Ed Finn is the Director of the Center for Science and the Imagination at Arizona State University. The Center was conceived as a place where people from radically different intellectual backgrounds come together to dream about the future—to “reignite humanity’s grand ambitions for innovation and discovery,” in their words. To this end, they sponsor everything from collaborative science fiction projects to big conferences about the future. We learned about the Center through this article and, if you want to dig a little deeper into their history, it’s a good place to start.

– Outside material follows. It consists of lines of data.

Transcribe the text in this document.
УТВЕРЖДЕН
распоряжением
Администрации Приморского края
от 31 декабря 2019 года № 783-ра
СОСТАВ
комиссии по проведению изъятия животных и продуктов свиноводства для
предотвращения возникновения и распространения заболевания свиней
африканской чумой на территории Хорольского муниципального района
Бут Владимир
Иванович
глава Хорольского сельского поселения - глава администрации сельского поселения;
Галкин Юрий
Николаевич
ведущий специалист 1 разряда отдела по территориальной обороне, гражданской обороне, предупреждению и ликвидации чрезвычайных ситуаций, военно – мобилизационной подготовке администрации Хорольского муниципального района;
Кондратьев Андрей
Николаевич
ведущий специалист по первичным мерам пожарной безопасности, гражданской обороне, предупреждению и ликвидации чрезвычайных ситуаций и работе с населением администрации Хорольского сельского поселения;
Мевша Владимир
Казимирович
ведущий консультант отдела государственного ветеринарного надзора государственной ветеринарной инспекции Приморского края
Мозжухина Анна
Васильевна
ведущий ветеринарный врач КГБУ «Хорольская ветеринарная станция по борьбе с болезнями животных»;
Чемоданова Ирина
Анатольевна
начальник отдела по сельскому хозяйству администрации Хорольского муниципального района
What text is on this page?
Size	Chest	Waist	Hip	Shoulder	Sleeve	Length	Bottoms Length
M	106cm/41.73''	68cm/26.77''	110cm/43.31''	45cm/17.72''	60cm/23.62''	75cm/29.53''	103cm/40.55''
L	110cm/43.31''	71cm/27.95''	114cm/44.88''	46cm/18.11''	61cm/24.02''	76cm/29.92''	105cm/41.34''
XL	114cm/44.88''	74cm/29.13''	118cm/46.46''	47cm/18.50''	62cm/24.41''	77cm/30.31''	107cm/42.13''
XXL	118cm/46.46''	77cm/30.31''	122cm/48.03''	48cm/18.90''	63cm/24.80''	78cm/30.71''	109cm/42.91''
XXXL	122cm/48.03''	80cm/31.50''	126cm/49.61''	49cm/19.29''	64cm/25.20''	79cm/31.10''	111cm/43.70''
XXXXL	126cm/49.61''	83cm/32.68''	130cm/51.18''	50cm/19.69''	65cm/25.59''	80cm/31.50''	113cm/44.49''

My conversation with Ed focuses on two interrelated subjects: dreams and narratives. Are we, as a society, adequately dreaming about the future or have we outsourced our dreams to distant experts? Do we have adequate time for dreaming? Has increasing specialization made it difficult for the kind of interdisciplinary thinking needed for the creation of radical new ideas? Ed advocates “thoughtful optimism” as he segues from dreams into narratives, suggesting that our more ambitious hopes can be realized through the right collective narrative. You will hear echoes of David Korten and Mark Mykleby, but I think one of the most interesting moments of the conversation comes when we talk about Lawrence Torcello and ask whether ambiguous narratives can get us further than a reasonable conversation.
Neil and I conclude the episode by discussing Douglas Rushkoff, Ethan Zuckerman, and whether a fragmented media landscape makes it harder (or impossible) to develop a unifying narrative. We also explore the idea of an ambiguous narrative in more detail, asking if a vague narrative is more or less likely to bring people together than an Enlightenment-style conversation about the Good.